Hnefatafl: the Game of the Vikings

An Advanced Strategy Guide for Hnefatafl?

Basic 25-piece Hnefatafl Game, and other things.
Basic 25-piece Hnefatafl Game, and other things.

Saturday, 21st February 2015

A few people have recently mentioned the lack of a book on advanced strategy for hnefatafl. Many other games have such guides: obviously chess is the prime target for such literature. But there are also guides for draughts, backgammon, and more niche games like go, xiang qi and even fanorona. So why not hnefatafl?

There are many tutorials for hnefatafl on-line, but these tend to take the players from complete ignorance to competent beginner level, pointing out pitfalls to avoid and general positions to aim for. In my latest book "A Book of Historic Board Games" I treat tablut strategy in this way. But many players reach this plateau and would like something to help them further.

Sometimes people aren't that specific about what they think would help them, beyond "an advanced strategy guide". What would this contain? One idea that has been proposed is annotated games between high level players, pointing out good and bad moves, explaining why they were good and bad. At the moment, no such thing exists in hnefatafl.

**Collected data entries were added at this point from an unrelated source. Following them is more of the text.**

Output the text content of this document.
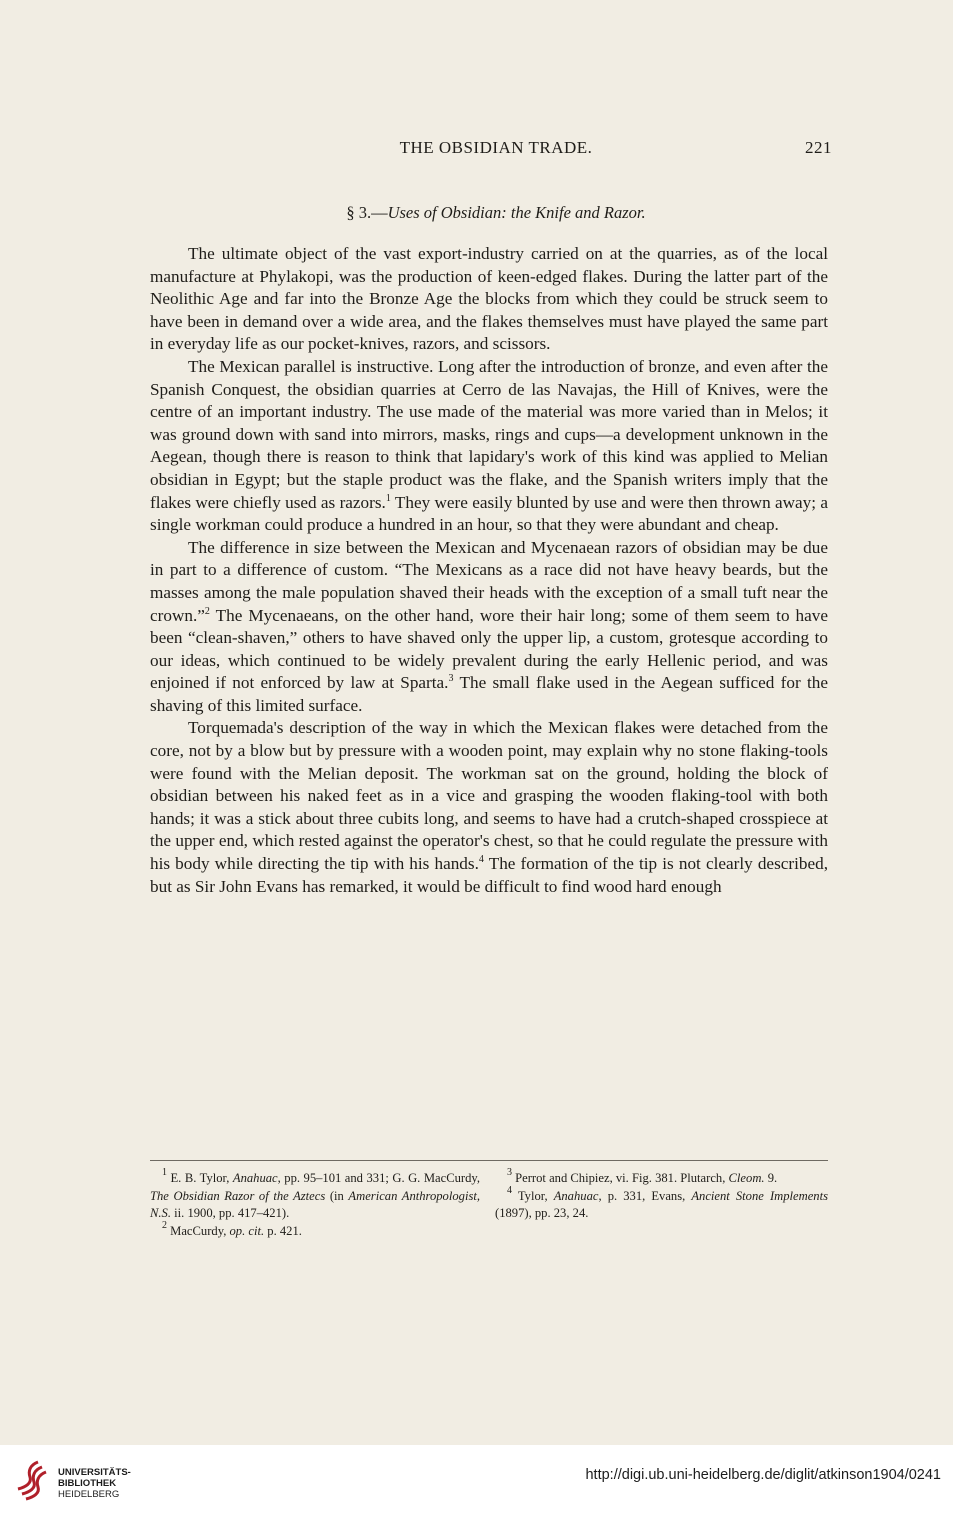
THE OBSIDIAN TRADE.	221
§ 3.—Uses of Obsidian: the Knife and Razor.

The ultimate object of the vast export-industry carried on at the quarries, as of the local manufacture at Phylakopi, was the production of keen-edged flakes. During the latter part of the Neolithic Age and far into the Bronze Age the blocks from which they could be struck seem to have been in demand over a wide area, and the flakes themselves must have played the same part in everyday life as our pocket-knives, razors, and scissors.

The Mexican parallel is instructive. Long after the introduction of bronze, and even after the Spanish Conquest, the obsidian quarries at Cerro de las Navajas, the Hill of Knives, were the centre of an important industry. The use made of the material was more varied than in Melos; it was ground down with sand into mirrors, masks, rings and cups—a development unknown in the Aegean, though there is reason to think that lapidary's work of this kind was applied to Melian obsidian in Egypt; but the staple product was the flake, and the Spanish writers imply that the flakes were chiefly used as razors.$^1$ They were easily blunted by use and were then thrown away; a single workman could produce a hundred in an hour, so that they were abundant and cheap.

The difference in size between the Mexican and Mycenaean razors of obsidian may be due in part to a difference of custom. “The Mexicans as a race did not have heavy beards, but the masses among the male population shaved their heads with the exception of a small tuft near the crown.”$^2$ The Mycenaeans, on the other hand, wore their hair long; some of them seem to have been “clean-shaven,” others to have shaved only the upper lip, a custom, grotesque according to our ideas, which continued to be widely prevalent during the early Hellenic period, and was enjoined if not enforced by law at Sparta.$^3$ The small flake used in the Aegean sufficed for the shaving of this limited surface.

Torquemada's description of the way in which the Mexican flakes were detached from the core, not by a blow but by pressure with a wooden point, may explain why no stone flaking-tools were found with the Melian deposit. The workman sat on the ground, holding the block of obsidian between his naked feet as in a vice and grasping the wooden flaking-tool with both hands; it was a stick about three cubits long, and seems to have had a crutch-shaped crosspiece at the upper end, which rested against the operator's chest, so that he could regulate the pressure with his body while directing the tip with his hands.$^4$ The formation of the tip is not clearly described, but as Sir John Evans has remarked, it would be difficult to find wood hard enough

$^1$ E. B. Tylor, Anahuac, pp. 95–101 and 331; G. G. MacCurdy, The Obsidian Razor of the Aztecs (in American Anthropologist, N.S. ii. 1900, pp. 417–421).
$^2$ MacCurdy, op. cit. p. 421.
$^3$ Perrot and Chipiez, vi. Fig. 381. Plutarch, Cleom. 9.
$^4$ Tylor, Anahuac, p. 331, Evans, Ancient Stone Implements (1897), pp. 23, 24.
UNIVERSITÄTS-
BIBLIOTHEK
HEIDELBERG
http://digi.ub.uni-heidelberg.de/diglit/atkinson1904/0241
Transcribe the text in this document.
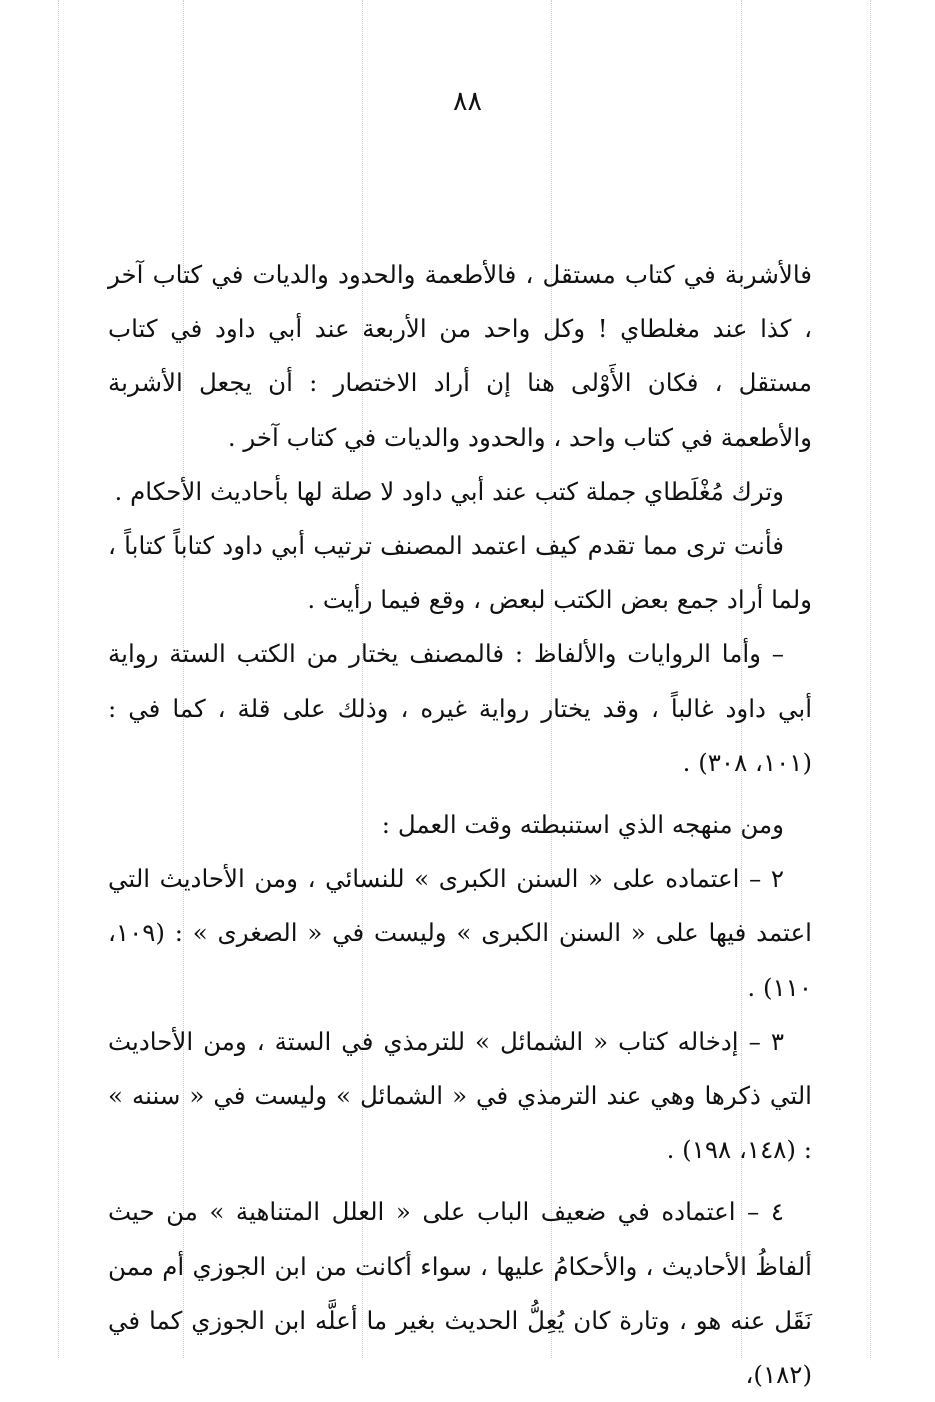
٨٨

فالأشربة في كتاب مستقل ، فالأطعمة والحدود والديات في كتاب آخر ، كذا عند مغلطاي ! وكل واحد من الأربعة عند أبي داود في كتاب مستقل ، فكان الأَوْلى هنا إن أراد الاختصار : أن يجعل الأشربة والأطعمة في كتاب واحد ، والحدود والديات في كتاب آخر .

وترك مُغْلَطاي جملة كتب عند أبي داود لا صلة لها بأحاديث الأحكام .

فأنت ترى مما تقدم كيف اعتمد المصنف ترتيب أبي داود كتاباً كتاباً ، ولما أراد جمع بعض الكتب لبعض ، وقع فيما رأيت .

– وأما الروايات والألفاظ : فالمصنف يختار من الكتب الستة رواية أبي داود غالباً ، وقد يختار رواية غيره ، وذلك على قلة ، كما في : (١٠١، ٣٠٨) .

ومن منهجه الذي استنبطته وقت العمل :

٢ – اعتماده على « السنن الكبرى » للنسائي ، ومن الأحاديث التي اعتمد فيها على « السنن الكبرى » وليست في « الصغرى » : (١٠٩، ١١٠) .

٣ – إدخاله كتاب « الشمائل » للترمذي في الستة ، ومن الأحاديث التي ذكرها وهي عند الترمذي في « الشمائل » وليست في « سننه » : (١٤٨، ١٩٨) .

٤ – اعتماده في ضعيف الباب على « العلل المتناهية » من حيث ألفاظُ الأحاديث ، والأحكامُ عليها ، سواء أكانت من ابن الجوزي أم ممن نَقَل عنه هو ، وتارة كان يُعِلُّ الحديث بغير ما أعلَّه ابن الجوزي كما في (١٨٢)،
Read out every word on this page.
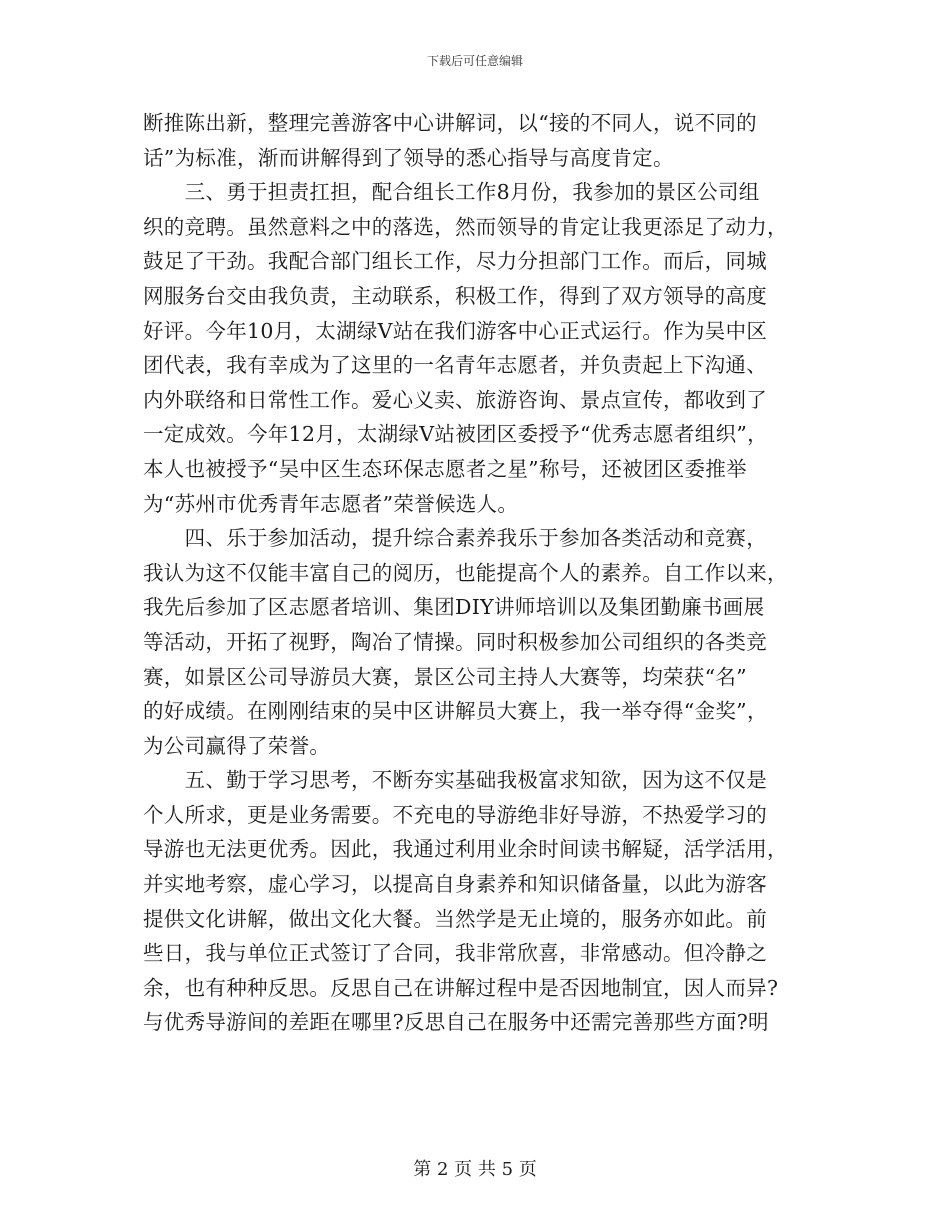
下载后可任意编辑
断推陈出新，整理完善游客中心讲解词，以“接的不同人，说不同的
话”为标准，渐而讲解得到了领导的悉心指导与高度肯定。
　　三、勇于担责扛担，配合组长工作8月份，我参加的景区公司组
织的竞聘。虽然意料之中的落选，然而领导的肯定让我更添足了动力，
鼓足了干劲。我配合部门组长工作，尽力分担部门工作。而后，同城
网服务台交由我负责，主动联系，积极工作，得到了双方领导的高度
好评。今年10月，太湖绿V站在我们游客中心正式运行。作为吴中区
团代表，我有幸成为了这里的一名青年志愿者，并负责起上下沟通、
内外联络和日常性工作。爱心义卖、旅游咨询、景点宣传，都收到了
一定成效。今年12月，太湖绿V站被团区委授予“优秀志愿者组织”，
本人也被授予“吴中区生态环保志愿者之星”称号，还被团区委推举
为“苏州市优秀青年志愿者”荣誉候选人。
　　四、乐于参加活动，提升综合素养我乐于参加各类活动和竞赛，
我认为这不仅能丰富自己的阅历，也能提高个人的素养。自工作以来，
我先后参加了区志愿者培训、集团DIY讲师培训以及集团勤廉书画展
等活动，开拓了视野，陶冶了情操。同时积极参加公司组织的各类竞
赛，如景区公司导游员大赛，景区公司主持人大赛等，均荣获“名”
的好成绩。在刚刚结束的吴中区讲解员大赛上，我一举夺得“金奖”，
为公司赢得了荣誉。
　　五、勤于学习思考，不断夯实基础我极富求知欲，因为这不仅是
个人所求，更是业务需要。不充电的导游绝非好导游，不热爱学习的
导游也无法更优秀。因此，我通过利用业余时间读书解疑，活学活用，
并实地考察，虚心学习，以提高自身素养和知识储备量，以此为游客
提供文化讲解，做出文化大餐。当然学是无止境的，服务亦如此。前
些日，我与单位正式签订了合同，我非常欣喜，非常感动。但冷静之
余，也有种种反思。反思自己在讲解过程中是否因地制宜，因人而异?
与优秀导游间的差距在哪里?反思自己在服务中还需完善那些方面?明
第 2 页 共 5 页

There is a difficulty in doing this for hnefatafl in any great quantity - as in a book, for example. The sheer number of variants confuses matters here. Should a volume of work (be it a book or a web site) concentrate on one variant to the exclusion of others? That would cut out much of the audience who don't play that version. Or should it have examples from many different variants, to illustrate varying stragies such as corner play and edge victories? That would need great expertise in a variety of hnefatafl variants, and a lot of space to give to them!

I would love to write a book of the latter kind, with introductory chapters leading into advanced chapters with detailed discussions and examples of things like corner play, draw forts and tuichu victories. But there's one impediment: I'm not actually that good a player. To become one I'd need to spend less time writing and more time playing - and I have trouble enough finding time to write! So my strategic works would have to aim at producing "competent beginners".

Perhaps this would be solved by a team effort. If a handful of variants were chosen to take in all the different tactics that hnefatafl involves, then an expert player in each could contribute their own knowledge and example games. Someone competent at writing, even if not that good a player, could work that into an on-line resource or a good book dedicated to strategy.

So far, the popularity of hnefatafl has advanced happily with everyone doing their own thing. Some run excellent player communities, some give strategic advice, some make games, and others try to gather information and pass it on in an entertaining and digestible form. But I think the advanced strategy guide is something that may need more collaboration.